Additional precision and caution are necessary in the exposure and ligation of GCTs in patients with Type I subtypes b/c and 2, referring to multiple branches of the ASPDV and distal confluence with the SRCV, respectively. Owing to the infrequency and relatively short distance of the ASPDV from its start at the pancreas to its confluence with the SRCV, subtype 2 may be associated with a higher risk of hemorrhage if there is a lack of care and/or a limited field of vision; therefore, special attention should be paid to this rare variant. The risks of massive hemorrhage and conversion to open surgery might be increased by the presence of these rare variations.

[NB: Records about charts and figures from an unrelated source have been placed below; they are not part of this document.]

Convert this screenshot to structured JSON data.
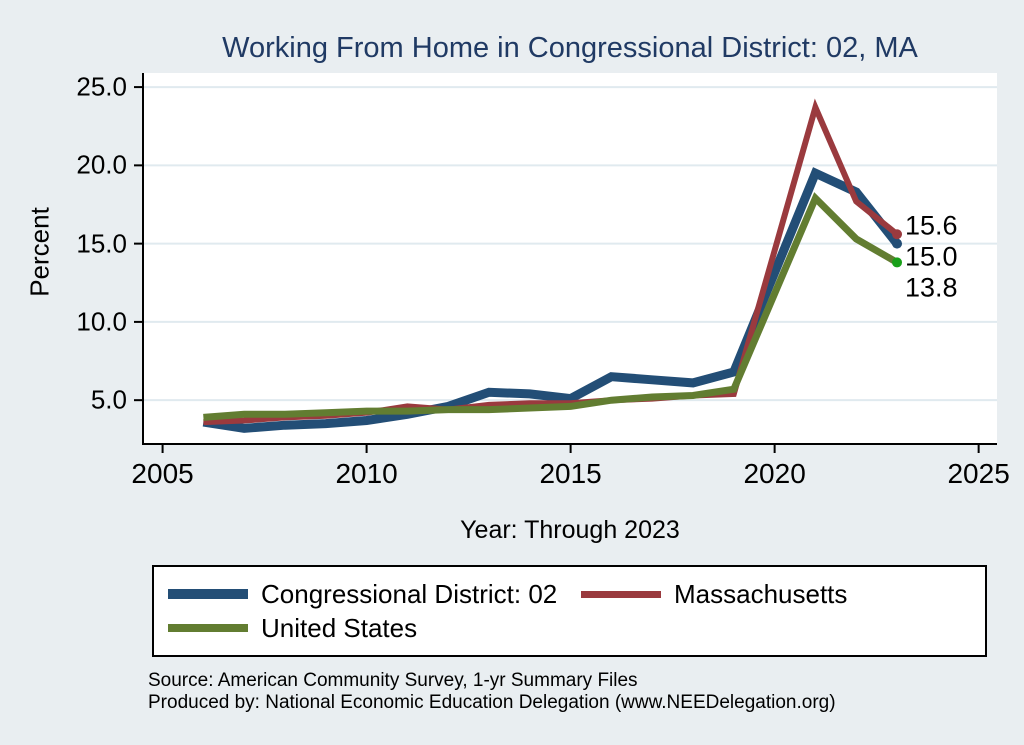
{
  "chart_data": {
    "type": "line",
    "title": "Working From Home in Congressional District: 02, MA",
    "xlabel": "Year: Through 2023",
    "ylabel": "Percent",
    "x": [
      2006,
      2007,
      2008,
      2009,
      2010,
      2011,
      2012,
      2013,
      2014,
      2015,
      2016,
      2017,
      2018,
      2019,
      2021,
      2022,
      2023
    ],
    "x_ticks": [
      2005,
      2010,
      2015,
      2020,
      2025
    ],
    "y_ticks": [
      5.0,
      10.0,
      15.0,
      20.0,
      25.0
    ],
    "xlim": [
      2004.52,
      2025.45
    ],
    "ylim": [
      2.2,
      25.9
    ],
    "grid": true,
    "legend_position": "bottom",
    "series": [
      {
        "name": "Congressional District: 02",
        "color": "#234e76",
        "line_width": 9,
        "marker_color": "#234e76",
        "values": [
          3.6,
          3.2,
          3.4,
          3.5,
          3.7,
          4.1,
          4.6,
          5.5,
          5.4,
          5.1,
          6.5,
          6.3,
          6.1,
          6.8,
          19.5,
          18.3,
          15.0
        ],
        "end_label": "15.0"
      },
      {
        "name": "Massachusetts",
        "color": "#9a3a3e",
        "line_width": 6,
        "marker_color": "#9a3a3e",
        "values": [
          3.6,
          3.7,
          3.9,
          4.0,
          4.2,
          4.6,
          4.4,
          4.7,
          4.8,
          4.8,
          5.0,
          5.1,
          5.3,
          5.4,
          23.7,
          17.7,
          15.6
        ],
        "end_label": "15.6"
      },
      {
        "name": "United States",
        "color": "#627d31",
        "line_width": 7,
        "marker_color": "#19a019",
        "values": [
          3.9,
          4.1,
          4.1,
          4.2,
          4.3,
          4.3,
          4.4,
          4.4,
          4.5,
          4.6,
          5.0,
          5.2,
          5.3,
          5.7,
          17.9,
          15.3,
          13.8
        ],
        "end_label": "13.8"
      }
    ]
  },
  "footer": {
    "source": "Source: American Community Survey, 1-yr Summary Files",
    "produced_by": "Produced by: National Economic Education Delegation (www.NEEDelegation.org)"
  },
  "colors": {
    "background": "#e9eef1",
    "plot_background": "#ffffff",
    "title": "#203a64",
    "gridline": "#e0eaef",
    "axis": "#000000"
  }
}
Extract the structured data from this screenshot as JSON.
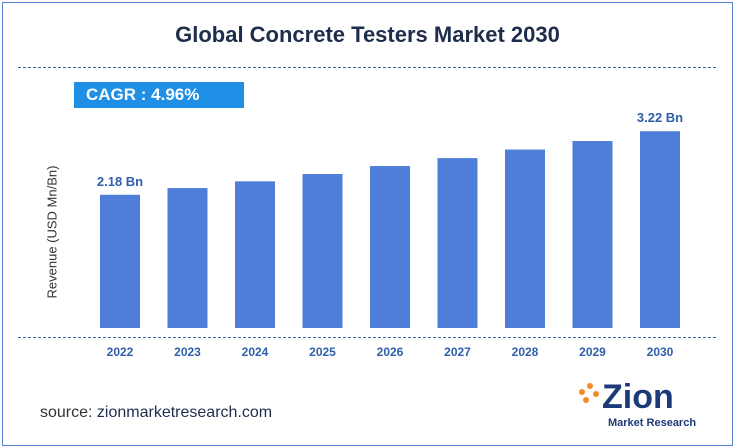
{
  "colors": {
    "bar": "#4f7ed8",
    "title": "#1f2d4d",
    "cagr_bg": "#1f8fe6",
    "label": "#2e5fa8",
    "logo_blue": "#1c3a7a",
    "logo_orange": "#f28c28"
  },
  "header": {
    "title": "Global Concrete Testers Market 2030"
  },
  "cagr": {
    "text": "CAGR :  4.96%"
  },
  "chart_data": {
    "type": "bar",
    "title": "Global Concrete Testers Market 2030",
    "ylabel": "Revenue (USD Mn/Bn)",
    "xlabel": "",
    "categories": [
      "2022",
      "2023",
      "2024",
      "2025",
      "2026",
      "2027",
      "2028",
      "2029",
      "2030"
    ],
    "values": [
      2.18,
      2.29,
      2.4,
      2.52,
      2.65,
      2.78,
      2.92,
      3.06,
      3.22
    ],
    "data_labels": [
      {
        "index": 0,
        "text": "2.18 Bn"
      },
      {
        "index": 8,
        "text": "3.22 Bn"
      }
    ],
    "ylim": [
      0,
      3.6
    ],
    "grid": false
  },
  "footer": {
    "source_prefix": "source: ",
    "source_url": "zionmarketresearch.com"
  },
  "logo": {
    "word": "Zion",
    "sub": "Market Research"
  }
}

In conclusion, we have provided new insight into the anatomical variations in the ASPDV that are encountered during laparoscopic right hemicolectomy. We have subtyped the ASPDV according to the number of branches and site of confluence, including rare cases with four branches and a distal site of confluence with the SRCV. Understanding these variations should assist CRC surgeons to minimize the risks of hemorrhage and the need for conversion to open surgery while performing laparoscopic right hemicolectomy.